Professor of Religion Ronald Cox will be the visiting faculty member for the Heidelberg program in the 2016-2017 academic year. He has also been the visiting faculty member in Florence for an academic year and a summer program, as well as for the 2015 London Summer Religion program. He was the speaker at the first Launch Convocation.
However, Schaneberg said that not all of the speakers will be next year’s international programs’ visiting faculty members, but rather those who have been in the past.
Cox said he was interested in speaking at Launch because he feels so blessed by the opportunities he and his family have had through IP and he likes to give back when he can.
“It’s also a chance to encourage students to find spiritual meaning in IP, which is important for my Heidelberg students, and for students generally,” Cox said.
For his speech, Cox said he wanted to focus on the positive aspects of being abroad.
“I had to think about what I could offer students that would be meaningful,” he said. “I wanted to make a connection.”
Cox also said he did not want his speech to only cater to next year’s IP students, because he knew that some of the students in attendance would be either IP alumni or students who may not be involved with IP.

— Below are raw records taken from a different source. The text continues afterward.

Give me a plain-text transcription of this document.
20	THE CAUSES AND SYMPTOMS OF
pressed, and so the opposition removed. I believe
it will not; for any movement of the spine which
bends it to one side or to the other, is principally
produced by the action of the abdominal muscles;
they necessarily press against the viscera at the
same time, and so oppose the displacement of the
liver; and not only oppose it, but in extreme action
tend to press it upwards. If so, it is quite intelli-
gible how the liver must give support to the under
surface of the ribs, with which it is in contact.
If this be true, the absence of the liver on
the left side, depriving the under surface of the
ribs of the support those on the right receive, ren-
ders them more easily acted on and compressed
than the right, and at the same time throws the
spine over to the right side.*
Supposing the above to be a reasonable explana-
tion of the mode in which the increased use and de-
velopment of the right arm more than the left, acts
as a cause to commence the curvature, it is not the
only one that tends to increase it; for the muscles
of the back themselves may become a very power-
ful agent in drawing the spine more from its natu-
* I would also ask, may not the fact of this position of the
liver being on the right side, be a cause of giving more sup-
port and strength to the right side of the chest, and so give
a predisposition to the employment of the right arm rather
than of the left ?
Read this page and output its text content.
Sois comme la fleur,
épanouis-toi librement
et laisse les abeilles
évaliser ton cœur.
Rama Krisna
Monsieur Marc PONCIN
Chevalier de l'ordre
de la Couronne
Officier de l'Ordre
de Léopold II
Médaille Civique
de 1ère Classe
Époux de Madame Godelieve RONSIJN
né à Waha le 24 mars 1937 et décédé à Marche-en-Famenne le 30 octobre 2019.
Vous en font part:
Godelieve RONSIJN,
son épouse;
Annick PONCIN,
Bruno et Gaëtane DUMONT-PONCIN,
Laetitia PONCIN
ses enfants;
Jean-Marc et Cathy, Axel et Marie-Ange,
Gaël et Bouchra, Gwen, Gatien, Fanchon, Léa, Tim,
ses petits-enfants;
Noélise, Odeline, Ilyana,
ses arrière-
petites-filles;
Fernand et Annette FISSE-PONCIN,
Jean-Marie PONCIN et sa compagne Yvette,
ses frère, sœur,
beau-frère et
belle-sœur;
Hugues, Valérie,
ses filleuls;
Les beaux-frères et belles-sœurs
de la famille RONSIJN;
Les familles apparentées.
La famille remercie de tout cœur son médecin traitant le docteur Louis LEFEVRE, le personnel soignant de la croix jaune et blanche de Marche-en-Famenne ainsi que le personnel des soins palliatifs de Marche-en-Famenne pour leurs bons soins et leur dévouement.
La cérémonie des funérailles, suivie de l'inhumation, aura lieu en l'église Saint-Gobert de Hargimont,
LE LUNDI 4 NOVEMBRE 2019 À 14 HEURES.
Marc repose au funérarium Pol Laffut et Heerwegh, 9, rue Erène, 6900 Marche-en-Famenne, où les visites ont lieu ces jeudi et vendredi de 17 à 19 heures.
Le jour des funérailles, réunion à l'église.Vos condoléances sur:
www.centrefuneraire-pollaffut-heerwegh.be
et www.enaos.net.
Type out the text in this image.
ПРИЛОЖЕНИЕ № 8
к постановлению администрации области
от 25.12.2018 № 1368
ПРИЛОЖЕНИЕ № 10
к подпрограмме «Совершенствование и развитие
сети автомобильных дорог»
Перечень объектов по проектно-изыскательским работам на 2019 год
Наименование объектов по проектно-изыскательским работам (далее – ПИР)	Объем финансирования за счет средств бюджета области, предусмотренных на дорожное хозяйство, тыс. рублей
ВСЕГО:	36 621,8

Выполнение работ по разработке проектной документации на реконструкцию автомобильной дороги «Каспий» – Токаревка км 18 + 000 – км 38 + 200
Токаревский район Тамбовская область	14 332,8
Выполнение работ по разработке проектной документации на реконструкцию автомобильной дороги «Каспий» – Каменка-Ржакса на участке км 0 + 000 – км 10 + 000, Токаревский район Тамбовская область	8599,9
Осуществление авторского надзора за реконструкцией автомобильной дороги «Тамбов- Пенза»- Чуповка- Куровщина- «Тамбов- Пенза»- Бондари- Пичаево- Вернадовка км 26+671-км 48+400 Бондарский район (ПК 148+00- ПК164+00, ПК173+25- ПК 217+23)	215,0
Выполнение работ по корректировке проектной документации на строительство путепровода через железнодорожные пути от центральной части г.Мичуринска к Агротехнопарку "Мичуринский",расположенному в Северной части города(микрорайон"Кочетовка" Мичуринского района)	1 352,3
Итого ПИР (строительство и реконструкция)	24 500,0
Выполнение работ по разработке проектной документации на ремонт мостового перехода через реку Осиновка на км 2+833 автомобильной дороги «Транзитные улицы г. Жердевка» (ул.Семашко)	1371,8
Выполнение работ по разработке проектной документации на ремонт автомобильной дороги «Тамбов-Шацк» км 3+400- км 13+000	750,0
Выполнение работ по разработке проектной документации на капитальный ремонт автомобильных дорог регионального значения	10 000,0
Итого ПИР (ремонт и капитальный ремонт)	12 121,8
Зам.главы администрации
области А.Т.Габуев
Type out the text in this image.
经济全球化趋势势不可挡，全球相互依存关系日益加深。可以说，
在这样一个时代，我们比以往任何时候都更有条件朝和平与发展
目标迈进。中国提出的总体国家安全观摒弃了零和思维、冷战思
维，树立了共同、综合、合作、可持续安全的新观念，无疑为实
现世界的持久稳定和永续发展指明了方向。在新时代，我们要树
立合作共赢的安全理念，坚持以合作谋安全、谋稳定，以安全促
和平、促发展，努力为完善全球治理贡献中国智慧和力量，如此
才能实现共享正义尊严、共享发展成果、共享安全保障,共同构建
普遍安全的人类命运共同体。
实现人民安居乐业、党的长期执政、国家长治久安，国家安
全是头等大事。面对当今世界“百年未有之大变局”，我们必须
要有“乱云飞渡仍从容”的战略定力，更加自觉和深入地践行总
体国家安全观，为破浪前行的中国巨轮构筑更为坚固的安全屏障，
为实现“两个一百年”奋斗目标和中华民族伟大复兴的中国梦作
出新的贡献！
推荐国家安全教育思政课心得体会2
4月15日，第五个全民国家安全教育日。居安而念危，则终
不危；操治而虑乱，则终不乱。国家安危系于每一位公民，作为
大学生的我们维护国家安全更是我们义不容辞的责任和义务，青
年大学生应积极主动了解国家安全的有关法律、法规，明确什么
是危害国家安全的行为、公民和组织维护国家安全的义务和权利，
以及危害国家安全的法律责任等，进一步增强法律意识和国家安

“I wanted to say something that would resonate with anyone,” he said.
Students in attendance at the first Launch Convocation listened to Cox’s stories about his experiences abroad, heard quotes from Dante’s “Divine Comedy,” and were given three blessings.
“I wanted them to be open to [their] experiences, to find ways to enjoy them more, to experience them better, so that those experiences may bless them when they return,” Cox said of his speech.
Cox offered the students three blessings: wander, wonder and welcome. He advised students to wander by getting lost.
“Experience the joy and the fear of being lost,” Cox said. “Heaven is being in the moment.” He then spoke of the importance of wondering. “I want you to lose yourself in the moment,” he said.
Cox challenged students to take less selfies on their trips abroad. He said that instead, students should “be the camera.”
“The camera opens itself up and receives what it’s seeing and is shaped by the experience. When you are the camera, you are transformed,” he said.
Finally, Cox suggested students should welcome the ups and downs that come with being abroad. He said that part of being abroad is also dealing with mundane or difficult situations.
“Be prepared to welcome the difficulties that you will encounter, and to say thank you,” he said. “Learning to say thank you for mundane things is understanding grace.”
Past IP participants had similar things to say. “I advise future IP students to have an open mind to the new experiences they will have,” junior Stewart Harrison said.
Harrison participated in the Lausanne international program for the 2014-2015 academic year.
The Launch Convo series will be a place for speakers and IP alumni to share their experiences with those who have yet to experience life abroad.
Schaneberg said it focuses on the spiritual journey that students experience during their time abroad.
“I am really hoping that the students, especially the first-years that are going abroad, can kind of take their first steps into a spiritual community,” she said. “That community abroad is so different than any other space because they are their own leaders. It’s the students that make the spiritual life abroad, so I want them to begin to feel comfortable doing that on their own and just start prepping for that side of the abroad experience.”
The next Launch Convo will take place on Monday at 7 p.m. in Stauffer Chapel, and will be hosted by the Buenos Aires Program.